Although it was established that the pulmonary form was associated with "tubercles" by Dr Richard Morton in 1689, due to the variety of its symptoms, TB was not identified as a single disease until the 1820s and was not named "tuberculosis" until 1839 by J. L. Schönlein. During the years 1838 – 1845, Dr. John Croghan, the owner of Mammoth Cave, brought a number of tuberculosis sufferers into the cave in the hope of curing the disease with the constant temperature and purity of the cave air; they died within a year. The first TB sanatorium opened in 1854 in Görbersdorf, Germany (today Sokołowsko, Poland) by Hermann Brehmer.
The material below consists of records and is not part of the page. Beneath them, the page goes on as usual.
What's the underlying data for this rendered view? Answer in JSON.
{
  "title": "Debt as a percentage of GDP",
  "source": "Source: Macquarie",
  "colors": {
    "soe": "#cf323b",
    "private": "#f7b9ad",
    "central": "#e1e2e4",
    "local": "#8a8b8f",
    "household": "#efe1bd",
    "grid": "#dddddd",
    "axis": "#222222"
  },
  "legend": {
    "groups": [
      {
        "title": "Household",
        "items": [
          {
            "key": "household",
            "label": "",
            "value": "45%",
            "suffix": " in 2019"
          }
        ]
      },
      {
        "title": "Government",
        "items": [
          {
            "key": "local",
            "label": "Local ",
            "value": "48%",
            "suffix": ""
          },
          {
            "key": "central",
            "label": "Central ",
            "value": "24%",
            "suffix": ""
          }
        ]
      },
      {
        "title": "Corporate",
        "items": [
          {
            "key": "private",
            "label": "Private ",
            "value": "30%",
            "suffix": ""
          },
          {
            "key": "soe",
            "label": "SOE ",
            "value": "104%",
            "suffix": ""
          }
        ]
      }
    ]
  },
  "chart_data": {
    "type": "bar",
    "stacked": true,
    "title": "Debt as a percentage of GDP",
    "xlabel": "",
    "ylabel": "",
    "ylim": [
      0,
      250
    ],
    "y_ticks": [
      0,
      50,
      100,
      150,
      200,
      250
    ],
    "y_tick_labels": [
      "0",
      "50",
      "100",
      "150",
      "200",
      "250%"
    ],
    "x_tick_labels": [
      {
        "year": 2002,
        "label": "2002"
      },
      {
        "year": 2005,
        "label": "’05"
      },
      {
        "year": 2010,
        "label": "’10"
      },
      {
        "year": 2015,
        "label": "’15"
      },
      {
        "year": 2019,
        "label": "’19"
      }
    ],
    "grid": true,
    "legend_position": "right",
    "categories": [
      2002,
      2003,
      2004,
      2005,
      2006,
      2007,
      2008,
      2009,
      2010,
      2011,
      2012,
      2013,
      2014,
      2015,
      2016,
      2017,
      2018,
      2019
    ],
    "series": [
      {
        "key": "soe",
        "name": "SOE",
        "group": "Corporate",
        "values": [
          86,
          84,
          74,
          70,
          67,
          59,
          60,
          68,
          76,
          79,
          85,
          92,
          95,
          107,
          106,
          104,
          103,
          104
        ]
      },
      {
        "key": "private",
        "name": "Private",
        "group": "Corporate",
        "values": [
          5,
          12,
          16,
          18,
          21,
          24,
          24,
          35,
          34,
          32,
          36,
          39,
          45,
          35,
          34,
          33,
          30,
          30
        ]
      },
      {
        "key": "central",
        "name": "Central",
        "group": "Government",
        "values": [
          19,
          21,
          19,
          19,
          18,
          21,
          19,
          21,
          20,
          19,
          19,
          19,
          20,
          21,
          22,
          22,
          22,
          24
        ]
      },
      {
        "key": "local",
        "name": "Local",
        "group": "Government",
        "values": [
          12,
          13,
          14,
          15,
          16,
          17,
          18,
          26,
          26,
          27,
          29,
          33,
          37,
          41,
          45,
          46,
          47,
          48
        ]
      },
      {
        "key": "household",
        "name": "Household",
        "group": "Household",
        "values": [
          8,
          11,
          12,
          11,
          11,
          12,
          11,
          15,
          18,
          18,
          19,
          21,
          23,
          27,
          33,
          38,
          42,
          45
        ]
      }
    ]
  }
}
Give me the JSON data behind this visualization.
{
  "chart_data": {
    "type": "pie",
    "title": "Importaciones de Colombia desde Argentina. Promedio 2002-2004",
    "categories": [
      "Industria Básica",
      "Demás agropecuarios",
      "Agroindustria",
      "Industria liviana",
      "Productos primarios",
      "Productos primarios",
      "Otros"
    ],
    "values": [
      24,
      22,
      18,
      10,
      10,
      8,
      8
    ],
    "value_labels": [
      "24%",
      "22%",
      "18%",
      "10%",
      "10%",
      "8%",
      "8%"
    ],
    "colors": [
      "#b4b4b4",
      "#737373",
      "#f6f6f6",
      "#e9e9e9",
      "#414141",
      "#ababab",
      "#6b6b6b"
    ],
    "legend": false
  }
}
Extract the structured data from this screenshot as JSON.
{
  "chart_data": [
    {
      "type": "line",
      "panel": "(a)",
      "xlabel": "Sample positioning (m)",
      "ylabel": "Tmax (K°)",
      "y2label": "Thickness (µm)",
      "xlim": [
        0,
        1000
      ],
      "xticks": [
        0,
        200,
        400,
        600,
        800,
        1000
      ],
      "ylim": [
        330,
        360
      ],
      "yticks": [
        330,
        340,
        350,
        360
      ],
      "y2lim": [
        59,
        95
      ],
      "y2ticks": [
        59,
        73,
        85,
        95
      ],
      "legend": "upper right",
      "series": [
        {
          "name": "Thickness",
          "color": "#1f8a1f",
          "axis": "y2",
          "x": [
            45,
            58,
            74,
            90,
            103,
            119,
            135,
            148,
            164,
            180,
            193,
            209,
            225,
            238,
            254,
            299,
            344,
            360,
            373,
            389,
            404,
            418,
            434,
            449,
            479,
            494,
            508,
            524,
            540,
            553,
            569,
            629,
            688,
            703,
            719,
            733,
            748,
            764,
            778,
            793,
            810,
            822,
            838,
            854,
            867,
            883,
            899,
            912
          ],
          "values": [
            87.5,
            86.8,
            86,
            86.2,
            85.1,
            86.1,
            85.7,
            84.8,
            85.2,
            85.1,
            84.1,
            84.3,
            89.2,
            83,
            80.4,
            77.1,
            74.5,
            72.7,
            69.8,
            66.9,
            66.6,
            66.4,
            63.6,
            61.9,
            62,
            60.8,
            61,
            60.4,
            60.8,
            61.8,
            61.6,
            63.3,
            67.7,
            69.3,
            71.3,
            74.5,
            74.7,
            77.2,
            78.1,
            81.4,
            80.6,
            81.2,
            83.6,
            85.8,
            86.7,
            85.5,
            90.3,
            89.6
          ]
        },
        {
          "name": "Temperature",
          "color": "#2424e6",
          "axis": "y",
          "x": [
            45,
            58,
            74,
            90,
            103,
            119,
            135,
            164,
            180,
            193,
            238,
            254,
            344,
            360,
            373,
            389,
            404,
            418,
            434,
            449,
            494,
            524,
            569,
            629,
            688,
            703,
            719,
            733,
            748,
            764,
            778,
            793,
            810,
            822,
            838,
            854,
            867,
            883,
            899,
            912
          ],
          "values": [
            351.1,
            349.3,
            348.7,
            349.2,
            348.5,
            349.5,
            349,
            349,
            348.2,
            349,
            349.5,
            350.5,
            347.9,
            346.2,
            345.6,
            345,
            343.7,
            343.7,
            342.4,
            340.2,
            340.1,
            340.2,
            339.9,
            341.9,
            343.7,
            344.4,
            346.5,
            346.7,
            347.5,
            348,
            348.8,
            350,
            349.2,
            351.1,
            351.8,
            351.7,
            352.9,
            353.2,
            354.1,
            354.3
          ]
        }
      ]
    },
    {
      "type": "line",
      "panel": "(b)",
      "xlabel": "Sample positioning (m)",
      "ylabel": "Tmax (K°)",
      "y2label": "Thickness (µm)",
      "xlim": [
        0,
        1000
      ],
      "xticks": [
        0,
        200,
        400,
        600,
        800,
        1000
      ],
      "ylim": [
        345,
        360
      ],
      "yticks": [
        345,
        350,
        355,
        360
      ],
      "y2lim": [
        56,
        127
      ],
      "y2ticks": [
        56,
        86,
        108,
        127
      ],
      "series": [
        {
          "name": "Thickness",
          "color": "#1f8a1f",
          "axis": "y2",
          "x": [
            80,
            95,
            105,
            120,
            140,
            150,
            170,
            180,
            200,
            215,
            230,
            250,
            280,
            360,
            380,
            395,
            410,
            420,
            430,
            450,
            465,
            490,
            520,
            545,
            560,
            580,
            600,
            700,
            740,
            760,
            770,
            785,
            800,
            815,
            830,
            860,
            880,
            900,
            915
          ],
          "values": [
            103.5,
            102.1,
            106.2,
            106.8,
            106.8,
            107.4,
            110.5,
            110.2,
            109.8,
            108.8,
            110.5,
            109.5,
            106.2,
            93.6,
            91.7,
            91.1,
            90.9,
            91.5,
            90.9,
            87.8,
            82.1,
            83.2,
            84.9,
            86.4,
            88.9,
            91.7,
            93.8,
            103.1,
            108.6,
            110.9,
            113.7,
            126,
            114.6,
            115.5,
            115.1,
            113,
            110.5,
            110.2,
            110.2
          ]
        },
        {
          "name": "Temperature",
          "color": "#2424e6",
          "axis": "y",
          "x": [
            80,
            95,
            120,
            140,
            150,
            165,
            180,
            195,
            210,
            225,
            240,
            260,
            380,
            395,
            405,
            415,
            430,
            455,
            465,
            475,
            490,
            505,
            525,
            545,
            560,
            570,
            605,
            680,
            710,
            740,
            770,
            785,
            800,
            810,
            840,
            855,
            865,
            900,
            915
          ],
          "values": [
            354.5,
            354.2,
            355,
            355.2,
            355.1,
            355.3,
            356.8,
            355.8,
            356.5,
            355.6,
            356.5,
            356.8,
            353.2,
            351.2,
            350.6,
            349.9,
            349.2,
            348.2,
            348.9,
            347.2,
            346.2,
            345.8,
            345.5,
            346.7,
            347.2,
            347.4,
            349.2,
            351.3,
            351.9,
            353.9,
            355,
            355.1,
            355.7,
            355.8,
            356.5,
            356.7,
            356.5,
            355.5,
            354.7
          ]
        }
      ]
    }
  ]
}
The bacillus causing tuberculosis, ''Mycobacterium tuberculosis'', was identified and described on 24 March 1882 by Robert Koch. He received the Nobel Prize in physiology or medicine in 1905 for this discovery. Koch did not believe that bovine (cattle) and human tuberculosis were similar, which delayed the recognition of infected milk as a source of infection. Later, this source was eliminated by the pasteurization process. Koch announced a glycerine extract of the tubercle bacilli as a remedy for tuberculosis in 1890, calling it "tuberculin". It was not effective, but was later adapted as a test for pre-symptomatic tuberculosis.

The first genuine success in immunizing against tuberculosis was developed from attenuated bovine-strain tuberculosis by Albert Calmette and Camille Guérin in 1906. It was called "BCG" (Bacillus of Calmette and Guérin). The BCG vaccine was first used on humans in 1921 in France, In 1815, one in four deaths in England was of consumption; by 1918 one in six deaths in France were still caused by TB. In the 20th century, tuberculosis killed an estimated 100 million people. After the establishment in the 1880s that the disease was contagious, TB was made a notifiable disease in Britain; there were campaigns to stop spitting in public places, and the infected poor were pressured to enter sanatoria that resembled prisons; the sanatoria for the middle and upper classes offered excellent care and constant medical attention.

It was not until 1946 with the development of the antibiotic streptomycin that effective treatment and cure became possible. Prior to the introduction of this drug, the only treatment besides sanatoria were surgical interventions, including the pneumothorax or plombage technique — collapsing an infected lung to "rest" it and allow lesions to heal — a technique that was of little benefit and was mostly discontinued by the 1950s. The emergence of multidrug-resistant TB has again introduced surgery as part of the treatment for these infections. Here, surgical removal of chest cavities will reduce the number of bacteria in the lungs, as well as increasing the exposure of the remaining bacteria to drugs in the bloodstream. It is therefore thought to increase the effectiveness of the chemotherapy.

Hopes that the disease could be completely eliminated have been dashed since the rise of drug-resistant strains in the 1980s. For example, tuberculosis cases in Britain, numbering around 117,000 in 1913, had fallen to around 5,000 in 1987, but cases rose again, reaching 6,300 in 2000 and 7,600 cases in 2005. Due to the elimination of public health facilities in New York and the emergence of HIV, there was a resurgence of TB in the late 1980s. The number of patients failing to complete their course of drugs is high. New York had to cope with more than 20,000 TB patients with multidrug-resistant strains (resistant to, at least, both Rifampin and Isoniazid).

The resurgence of tuberculosis resulted in the declaration of a global health emergency by the World Health Organization (WHO) in 1993. Every year, nearly half a million new cases of multidrug-resistant tuberculosis (MDR-TB) are estimated to occur worldwide.

Evolution

Tuberculosis has co-evolved with humans for many thousands of years, and perhaps for several million years. The oldest known human remains showing signs of tuberculosis infection are 9,000 years old. During this evolution, ''M. tuberculosis'' has lost numerous coding and non-coding regions in its genome, losses that can be used to distinguish between strains of the bacteria. The implication is that ''M. tuberculosis'' strains differ geographically, so their genetic differences can be used to track the origins and movement of each strain.